Movies that power their plot with time-travel must be forgiven for inevitable logical inconsistencies, because unlike other fantastical features: Warp-speed, Bigfoot, UFOs, Vampires, etc. time-travel (especially to the past) breaks too many layers of logic. Yet, like other fantasies (Twilight‘s vegetarian vampires come to mind *cringes*), every speculative temporal relocation work seems to imbue their respective manifestations with distinct rules. Project Almanac is fairly typical as far as time travel movies go, but though it lacks big mistakes, it certainly is guilty of many small ones.
The standard high school setting equipped with actors in their mid 20s playing 17-year-old students sets the bland background for the film; thus the first feature of note is that it relies on found footage. This by no means adds, detracts or spins anything notably substantial in to or out of the work. It’s nice to see found footage used for non-horror purposes, but accepting an amateur teenager recording all the relevant action onto a high resolution, masterly-focused (and most importantly: expensive) camera (with perfect lighting) does require some suspension of disbelief. I want to brand the choice negatively, but I think (or hope) that found footage as a technique is on its deathbed; therefore a novel, albeit meaningless, use of the withering medium can’t be all that bad.
Project Almanac‘s tension and plot seem to be as smooth as a teenager getting behind the wheel for the first time; moments of great acceleration mix with confused braking and long stretches of idling for no apparent purpose.
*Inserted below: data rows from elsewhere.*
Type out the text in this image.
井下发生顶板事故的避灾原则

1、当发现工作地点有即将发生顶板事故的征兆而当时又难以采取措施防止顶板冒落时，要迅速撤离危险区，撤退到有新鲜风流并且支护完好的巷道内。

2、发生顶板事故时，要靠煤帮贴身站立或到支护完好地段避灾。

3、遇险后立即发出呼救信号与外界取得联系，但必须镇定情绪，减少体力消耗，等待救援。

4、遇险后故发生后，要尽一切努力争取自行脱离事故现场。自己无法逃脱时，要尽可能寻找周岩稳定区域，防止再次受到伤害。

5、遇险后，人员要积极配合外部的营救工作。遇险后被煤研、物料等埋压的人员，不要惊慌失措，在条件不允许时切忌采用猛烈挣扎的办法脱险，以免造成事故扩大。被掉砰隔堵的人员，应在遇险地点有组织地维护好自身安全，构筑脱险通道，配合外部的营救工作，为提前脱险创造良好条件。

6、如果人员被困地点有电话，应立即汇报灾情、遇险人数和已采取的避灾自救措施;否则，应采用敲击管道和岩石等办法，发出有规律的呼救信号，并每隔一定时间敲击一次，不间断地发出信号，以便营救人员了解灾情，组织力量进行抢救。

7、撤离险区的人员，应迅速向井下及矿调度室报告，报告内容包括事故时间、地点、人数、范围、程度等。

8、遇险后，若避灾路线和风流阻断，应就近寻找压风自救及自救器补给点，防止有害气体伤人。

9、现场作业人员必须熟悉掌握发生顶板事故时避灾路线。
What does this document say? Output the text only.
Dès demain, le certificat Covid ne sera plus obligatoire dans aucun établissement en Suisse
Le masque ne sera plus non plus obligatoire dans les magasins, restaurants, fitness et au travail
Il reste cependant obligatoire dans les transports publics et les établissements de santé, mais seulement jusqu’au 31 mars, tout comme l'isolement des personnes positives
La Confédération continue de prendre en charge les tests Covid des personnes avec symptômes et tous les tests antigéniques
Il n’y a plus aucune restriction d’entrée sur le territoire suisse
The audience still gets to the places we want to go, just with needless difficulty and length of time.
MTV Films has its fingerprints all over the oddly music-focused dispositions of certain characters and an over-extensive concert scene. Michael Bay, as producer, even finds some way of pushing the slow motion pill and rotating shots into the found footage. The frequent lack of logic so abundant in the high school students actions is understandable enough and there’s even a budding youthful romance. The only thing really unexpected in this film is the fact that it actually asks me, as an audience member, to piece together how a few scenes actually work; the film doesn’t over-explain much if anything, which is appreciated.
Project Almanac‘s cast features some fresh faces. One of the better performances comes from the love interest: Jessie Pierce (played by Sofia Black-D’Elia) whose role increases throughout the film. The protagonist: David Raskin (played by Jonny Weston, who the ten of us that saw Taken 3 would recognize) although a touch shy for a time-traveling MIT applicant, succeeds in bearing the weight of convoluted tension in a convincing performance.
Overall, there isn’t much to say about the nuts and bolts of the technology used in the story other than it runs into the frequent illogical snares of time-travel, but it remains pretty entertaining. It also made me feel old, but to explain why would needlessly spoil some of the plot. Though the target audience would be around 17-25 (among whom the film should be popular), I think older age brackets will find the film more than acceptable as something to enjoy during the cold temps ahead.